Random web page download wget script

Hi,

I've been attempting to create a script that downloads web pages at random intervals to mimic typical user usage. However I'm struggling to link $url to the URL list and thus wget complains of a missing URL. Any ideas?

Thanks

#!/bin/sh
#URL List
url1="http://www.bbc.co.uk"
url2="http://www.cnn.com"
url3="http://www.msn.com"

#Number of users to mimic simultaneously
users=20

for (( c=1; c<=$users; c++ ))
do 
(
wait=`echo $(( RANDOM% 120 + 30 ))`
rand=`echo $(( RANDOM% 3 + 1 ))`
url=url"$rand"
wget -p $url
sleep $wait
)&
done
#!/bin/sh
url_list=( http://www.bbc.co.uk http://www.cnn.com http://www.msn.com )

#Number of users to mimic simultaneously
users=20

for (( c = 1; c <= $users; c++ )); do
  wait=`expr $RANDOM % 120 + 30`
  n=`expr $RANDOM % 3`
  url=${url_list[$n]}
  wget -p $url
  sleep $wait
done

There's no need to use expr or backticks.

i.e.

wait=$(( RANDOM% 120 + 30 ))

would work just fine.

Works great however I included the ampersand to mimic x amount of users ($users) simultaneously. The working example waits for wget to finish before moving on to the next and ends after x number URLs ($users) have been downloaded.

So, the script should forever loop with each "user" downloading a URL from the list at random intervals.

Thanks again.

If the loop should forever loop, then I would think it would not use the for loop. Right? Because the for loop will go 20 times, and then the script is finished. Is that correct, or am I missing something? Should we just use an infinite loop like while [ 1 -eq 1 ] to make it go forever?

Not sure what the best approach is here. Please bare with me while I attempt to explain in a rudimentary fashion. What I need it to do is this:

user 1
download url
wait random
loop

&

user 2
download url
wait random
loop

&

user n
download url
wait random
loop

What i'm trying to avoid is running the following code in 20 different sessions i.e. setsid by using a single script to do the same job.

#!/bin/sh
url_list=( http://www.bbc.co.uk http://www.cnn.com http://www.msn.com )

for (( ; ; )); do
  wait=`expr $RANDOM % 120 + 30`
  n=`expr $RANDOM % 3`
  url=${url_list[$n]}
  wget -p $url
  sleep $wait
done

I hope that makes sense.

Thanks for explaining more. It's quite clear what you are aiming for. Even your original explanation was pretty clear. Try the following:

#!/bin/bash
url_list=( http://www.bbc.co.uk http://www.cnn.com http://www.msn.com )

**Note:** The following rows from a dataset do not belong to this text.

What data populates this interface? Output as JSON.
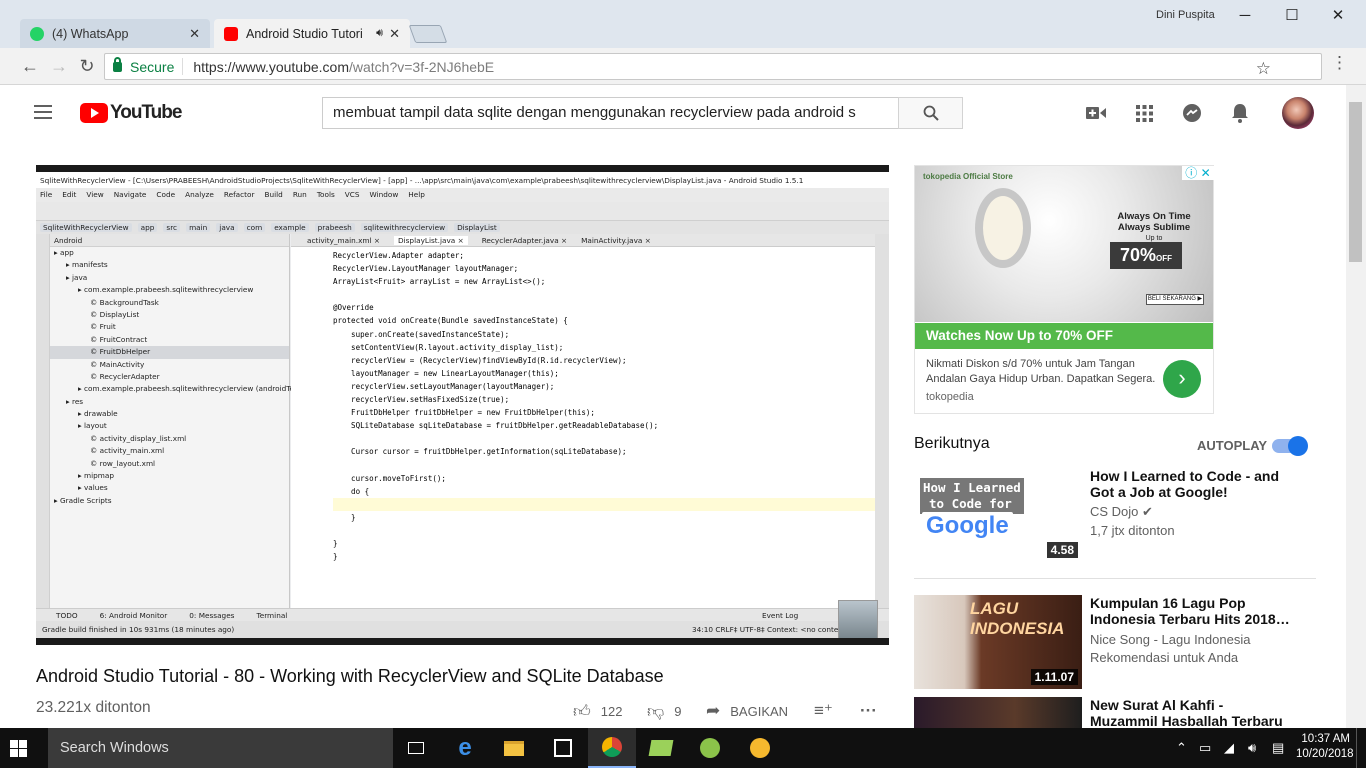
{
  "browser": {
    "tabs": [
      {
        "title": "(4) WhatsApp",
        "close": "✕"
      },
      {
        "title": "Android Studio Tutori",
        "close": "✕"
      }
    ],
    "user": "Dini Puspita",
    "secure_label": "Secure",
    "url_main": "https://www.youtube.com",
    "url_path": "/watch?v=3f-2NJ6hebE"
  },
  "youtube": {
    "logo_text": "YouTube",
    "search_value": "membuat tampil data sqlite dengan menggunakan recyclerview  pada android s"
  },
  "ide": {
    "title": "SqliteWithRecyclerView - [C:\\Users\\PRABEESH\\AndroidStudioProjects\\SqliteWithRecyclerView] - [app] - ...\\app\\src\\main\\java\\com\\example\\prabeesh\\sqlitewithrecyclerview\\DisplayList.java - Android Studio 1.5.1",
    "menu": [
      "File",
      "Edit",
      "View",
      "Navigate",
      "Code",
      "Analyze",
      "Refactor",
      "Build",
      "Run",
      "Tools",
      "VCS",
      "Window",
      "Help"
    ],
    "crumbs": [
      "SqliteWithRecyclerView",
      "app",
      "src",
      "main",
      "java",
      "com",
      "example",
      "prabeesh",
      "sqlitewithrecyclerview",
      "DisplayList"
    ],
    "tree_header": "Android",
    "tree": [
      {
        "label": "app",
        "indent": 0
      },
      {
        "label": "manifests",
        "indent": 1
      },
      {
        "label": "java",
        "indent": 1
      },
      {
        "label": "com.example.prabeesh.sqlitewithrecyclerview",
        "indent": 2
      },
      {
        "label": "BackgroundTask",
        "indent": 3
      },
      {
        "label": "DisplayList",
        "indent": 3
      },
      {
        "label": "Fruit",
        "indent": 3
      },
      {
        "label": "FruitContract",
        "indent": 3
      },
      {
        "label": "FruitDbHelper",
        "indent": 3,
        "selected": true
      },
      {
        "label": "MainActivity",
        "indent": 3
      },
      {
        "label": "RecyclerAdapter",
        "indent": 3
      },
      {
        "label": "com.example.prabeesh.sqlitewithrecyclerview (androidTe",
        "indent": 2
      },
      {
        "label": "res",
        "indent": 1
      },
      {
        "label": "drawable",
        "indent": 2
      },
      {
        "label": "layout",
        "indent": 2
      },
      {
        "label": "activity_display_list.xml",
        "indent": 3
      },
      {
        "label": "activity_main.xml",
        "indent": 3
      },
      {
        "label": "row_layout.xml",
        "indent": 3
      },
      {
        "label": "mipmap",
        "indent": 2
      },
      {
        "label": "values",
        "indent": 2
      },
      {
        "label": "Gradle Scripts",
        "indent": 0
      }
    ],
    "editor_tabs": [
      "activity_main.xml",
      "DisplayList.java",
      "RecyclerAdapter.java",
      "MainActivity.java"
    ],
    "code": [
      "RecyclerView.Adapter adapter;",
      "RecyclerView.LayoutManager layoutManager;",
      "ArrayList<Fruit> arrayList = new ArrayList<>();",
      "",
      "@Override",
      "protected void onCreate(Bundle savedInstanceState) {",
      "    super.onCreate(savedInstanceState);",
      "    setContentView(R.layout.activity_display_list);",
      "    recyclerView = (RecyclerView)findViewById(R.id.recyclerView);",
      "    layoutManager = new LinearLayoutManager(this);",
      "    recyclerView.setLayoutManager(layoutManager);",
      "    recyclerView.setHasFixedSize(true);",
      "    FruitDbHelper fruitDbHelper = new FruitDbHelper(this);",
      "    SQLiteDatabase sqLiteDatabase = fruitDbHelper.getReadableDatabase();",
      "",
      "    Cursor cursor = fruitDbHelper.getInformation(sqLiteDatabase);",
      "",
      "    cursor.moveToFirst();",
      "    do {",
      "",
      "    }",
      "",
      "}",
      "}"
    ],
    "bottom_tabs": [
      "TODO",
      "6: Android Monitor",
      "0: Messages",
      "Terminal"
    ],
    "event_log": "Event Log",
    "status_left": "Gradle build finished in 10s 931ms (18 minutes ago)",
    "status_right": "34:10   CRLF‡   UTF-8‡   Context: <no context>"
  },
  "video": {
    "title": "Android Studio Tutorial - 80 - Working with RecyclerView and SQLite Database",
    "views": "23.221x ditonton",
    "likes": "122",
    "dislikes": "9",
    "share": "BAGIKAN"
  },
  "ad": {
    "brand": "tokopedia Official Store",
    "banner_line1": "Always On Time",
    "banner_line2": "Always Sublime",
    "banner_upto": "Up to",
    "banner_pct": "70%",
    "banner_off": "OFF",
    "banner_cta": "BELI SEKARANG ▶",
    "headline": "Watches Now Up to 70% OFF",
    "description": "Nikmati Diskon s/d 70% untuk Jam Tangan Andalan Gaya Hidup Urban. Dapatkan Segera.",
    "source": "tokopedia"
  },
  "sidebar": {
    "up_next": "Berikutnya",
    "autoplay": "AUTOPLAY",
    "recs": [
      {
        "title": "How I Learned to Code - and Got a Job at Google!",
        "channel": "CS Dojo ✔",
        "views": "1,7 jtx ditonton",
        "duration": "4.58",
        "thumb_text_1": "How I Learned",
        "thumb_text_2": "to Code for",
        "thumb_text_3": "Google"
      },
      {
        "title": "Kumpulan 16 Lagu Pop Indonesia Terbaru Hits 2018…",
        "channel": "Nice Song - Lagu Indonesia",
        "views": "Rekomendasi untuk Anda",
        "duration": "1.11.07",
        "thumb_text_1": "LAGU INDONESIA"
      },
      {
        "title": "New Surat Al Kahfi - Muzammil Hasballah Terbaru",
        "channel": "",
        "views": "",
        "duration": ""
      }
    ]
  },
  "taskbar": {
    "search": "Search Windows",
    "time": "10:37 AM",
    "date": "10/20/2018"
  }
}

#Number of users to mimic simultaneously
users=20

function one_user () {
  local user=$1
  while [ 1 -eq 1 ]; do
    local wait=`expr $RANDOM % 120 + 30`
    local n=`expr $RANDOM % 3`
    local url=${url_list[$n]}
    wget -p $url
    # echo user = $user wait = $wait url = $url
    sleep $wait
  done
  }

for (( user = 1; user <= $users; user++ )); do
  one_user $user &
done

What I don't like is that it starts 20 background processes. When you want to eventually kill them it might be a little problematic. But I don't see any way around having a bunch of background processes. And it seems like the original script was designed to have multiple background processes, so you are OK with that. :slight_smile:

Works great!! I amended it to include my very simple additions.

#!/bin/bash
url_list=( http://www.bbc.co.uk http://www.cnn.com http://www.msn.com )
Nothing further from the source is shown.